Dopo il diploma di maturità classica, Giusy Cilione di Reggio Calabria si è iscritta alla Facoltà di Psicologia, motivata anche dall’attività di volontariato che svolgeva in piscina con i minori disabili.

“Tuttora insegno a nuotare ai bimbi con handicap. D’altra parte il sociale è sempre stato il mio obiettivo… Si trattava solo di trovare la strada giusta per perseguirlo e non lo era di certo l’Università, troppa teoria… Mi sono bastate poche lezioni per capire che non faceva per me: io volevo mettermi subito alla prova sul campo, verificare le mie possibilità, stare con e accanto alle persone”.

È per questo che hai deciso di iscriverti all’Istituto Cortivo?

“Sì, ho trovato le sue proposte formative in internet e le ho ritenute particolarmente interessanti. In quel periodo stavo svolgendo il Servizio Civile presso l’Unione Ciechi, mi occupavo di assistenza post-scolastica e domiciliare con utenti non vedenti e ipovedenti. Ero molto impegnata e la formula didattica senza obbligo di frequenza mi calzava a pennello…".

È stata un’esperienza positiva?

“Molto gratificante. Iscrivermi al corso di OSA per l’infanzia è stato un passaggio fondamentale del mio percorso professionale.

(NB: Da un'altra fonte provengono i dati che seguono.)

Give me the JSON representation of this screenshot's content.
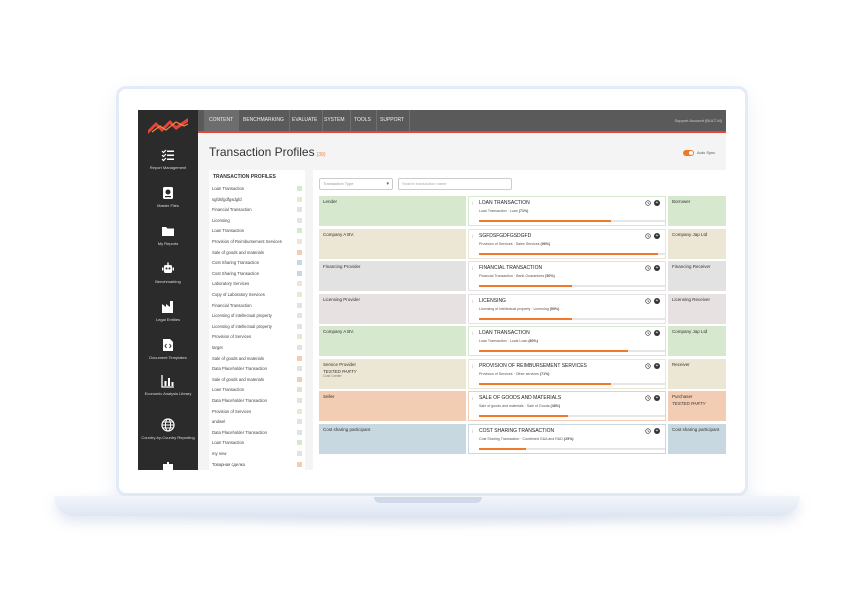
{
  "colors": {
    "green": "#d6e8cd",
    "beige": "#ece6d4",
    "grey": "#e2e2e2",
    "mauve": "#e8e1e1",
    "peach": "#f2cdb4",
    "blue": "#c7d8e1",
    "accent": "#f07a2a",
    "red": "#e8433a"
  },
  "sidebar": [
    {
      "label": "Report Management",
      "icon": "list-check-icon"
    },
    {
      "label": "Master Files",
      "icon": "file-badge-icon"
    },
    {
      "label": "My Reports",
      "icon": "folder-icon"
    },
    {
      "label": "Benchmarking",
      "icon": "robot-icon"
    },
    {
      "label": "Legal Entities",
      "icon": "factory-icon"
    },
    {
      "label": "Document Templates",
      "icon": "code-file-icon"
    },
    {
      "label": "Economic Analysis Library",
      "icon": "bar-chart-icon"
    },
    {
      "label": "Country-by-Country Reporting",
      "icon": "globe-icon"
    }
  ],
  "nav": {
    "tabs": [
      "CONTENT",
      "BENCHMARKING",
      "EVALUATE",
      "SYSTEM",
      "TOOLS",
      "SUPPORT"
    ],
    "account": "Support Account (BULT-M)"
  },
  "page": {
    "title": "Transaction Profiles",
    "count": "(39)",
    "autosync": "Auto Sync"
  },
  "tp_list": {
    "header": "TRANSACTION PROFILES",
    "items": [
      {
        "label": "Loan Transaction",
        "color": "green"
      },
      {
        "label": "sgfdsfgdfgsdgfd",
        "color": "beige"
      },
      {
        "label": "Financial Transaction",
        "color": "grey"
      },
      {
        "label": "Licensing",
        "color": "mauve"
      },
      {
        "label": "Loan Transaction",
        "color": "green"
      },
      {
        "label": "Provision of Reimbursement Services",
        "color": "beige"
      },
      {
        "label": "Sale of goods and materials",
        "color": "peach"
      },
      {
        "label": "Cost Sharing Transaction",
        "color": "blue"
      },
      {
        "label": "Cost Sharing Transaction",
        "color": "blue"
      },
      {
        "label": "Laboratory Services",
        "color": "beige"
      },
      {
        "label": "Copy of Laboratory Services",
        "color": "beige"
      },
      {
        "label": "Financial Transaction",
        "color": "grey"
      },
      {
        "label": "Licensing of intellectual property",
        "color": "mauve"
      },
      {
        "label": "Licensing of intellectual property",
        "color": "mauve"
      },
      {
        "label": "Provision of Services",
        "color": "beige"
      },
      {
        "label": "target",
        "color": "grey"
      },
      {
        "label": "Sale of goods and materials",
        "color": "peach"
      },
      {
        "label": "Data Placeholder Transaction",
        "color": "grey"
      },
      {
        "label": "Sale of goods and materials",
        "color": "peach"
      },
      {
        "label": "Loan Transaction",
        "color": "green"
      },
      {
        "label": "Data Placeholder Transaction",
        "color": "grey"
      },
      {
        "label": "Provision of Services",
        "color": "beige"
      },
      {
        "label": "andwel",
        "color": "grey"
      },
      {
        "label": "Data Placeholder Transaction",
        "color": "grey"
      },
      {
        "label": "Loan Transaction",
        "color": "green"
      },
      {
        "label": "my new",
        "color": "grey"
      },
      {
        "label": "Товарная сделка",
        "color": "peach"
      }
    ]
  },
  "filters": {
    "type_placeholder": "Transaction Type",
    "search_placeholder": "Search transaction name"
  },
  "transactions": [
    {
      "left": "Lender",
      "left_sub": "",
      "left_sub2": "",
      "title": "LOAN TRANSACTION",
      "sub": "Loan Transaction · Loan",
      "pct_text": "(71%)",
      "pct": 0.71,
      "right": "Borrower",
      "right_sub": "",
      "color": "green"
    },
    {
      "left": "Company A BV.",
      "left_sub": "",
      "left_sub2": "",
      "title": "SGFDSFGDFGSDGFD",
      "sub": "Provision of Services · Sales Services",
      "pct_text": "(96%)",
      "pct": 0.96,
      "right": "Company Jap Ltd",
      "right_sub": "",
      "color": "beige"
    },
    {
      "left": "Financing Provider",
      "left_sub": "",
      "left_sub2": "",
      "title": "FINANCIAL TRANSACTION",
      "sub": "Financial Transaction · Bank Guarantees",
      "pct_text": "(50%)",
      "pct": 0.5,
      "right": "Financing Receiver",
      "right_sub": "",
      "color": "grey"
    },
    {
      "left": "Licensing Provider",
      "left_sub": "",
      "left_sub2": "",
      "title": "LICENSING",
      "sub": "Licensing of intellectual property · Licensing",
      "pct_text": "(50%)",
      "pct": 0.5,
      "right": "Licensing Receiver",
      "right_sub": "",
      "color": "mauve"
    },
    {
      "left": "Company A BV.",
      "left_sub": "",
      "left_sub2": "",
      "title": "LOAN TRANSACTION",
      "sub": "Loan Transaction · Local Loan",
      "pct_text": "(80%)",
      "pct": 0.8,
      "right": "Company Jap Ltd",
      "right_sub": "",
      "color": "green"
    },
    {
      "left": "Service Provider",
      "left_sub": "TESTED PARTY",
      "left_sub2": "Cost Center",
      "title": "PROVISION OF REIMBURSEMENT SERVICES",
      "sub": "Provision of Services · Other services",
      "pct_text": "(71%)",
      "pct": 0.71,
      "right": "Receiver",
      "right_sub": "",
      "color": "beige"
    },
    {
      "left": "Seller",
      "left_sub": "",
      "left_sub2": "",
      "title": "SALE OF GOODS AND MATERIALS",
      "sub": "Sale of goods and materials · Sale of Goods",
      "pct_text": "(48%)",
      "pct": 0.48,
      "right": "Purchaser",
      "right_sub": "TESTED PARTY",
      "color": "peach"
    },
    {
      "left": "Cost sharing participant",
      "left_sub": "",
      "left_sub2": "",
      "title": "COST SHARING TRANSACTION",
      "sub": "Cost Sharing Transaction · Combined G&A and R&D",
      "pct_text": "(25%)",
      "pct": 0.25,
      "right": "Cost sharing participant",
      "right_sub": "",
      "color": "blue"
    }
  ]
}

Ho potuto studiare su testi chiari e completi e la disponibilità dei docenti è stata totale. Senza questa formazione mi sarebbe stato molto più difficile trovare un’occupazione nel settore dell’infanzia. Invece, subito dopo aver terminato il Servizio Civile, sono stata assunta in un asilo nido e, quando questo ha chiuso, ho immediatamente trovato lavoro presso Magisterium, una struttura della mia città che gestisce tre sezioni: l’asilo nido, la scuola materna e la scuola elementare”.

Orari e mansioni?

“Lavoro tutti i giorni dalle 12.00 alle 18.00, quasi sempre all’asilo nido dove mi prendo cura dei piccoli, ma dedico anche alcune ore alle attività del dopo scuola”.

Sei contenta?

“Felice, anche perché lavoro con i bambini, un sogno finalmente realizzato. Ma ho anche altri progetti che sto portando avanti…”.

E cioè?

“Dopo l’esperienza con l’Istituto Cortivo mi è rimasto il desiderio di continuare gli studi, così mi sono iscritta a Scienze del Servizio Sociale che frequento telematicamente. Mi mancano solo due esami, la tesi e il tirocinio”.

A breve la laurea, quindi…

“Conto di laurearmi entro ottobre di quest’anno. Poi sarò un’assistente sociale di primo livello”. Altri obiettivi? “Ho il mio lavoro e i miei studi da portare a termine. Il fine è quello di diventare una professionista capace, con tutti gli strumenti giusti per garantire una buona assistenza”.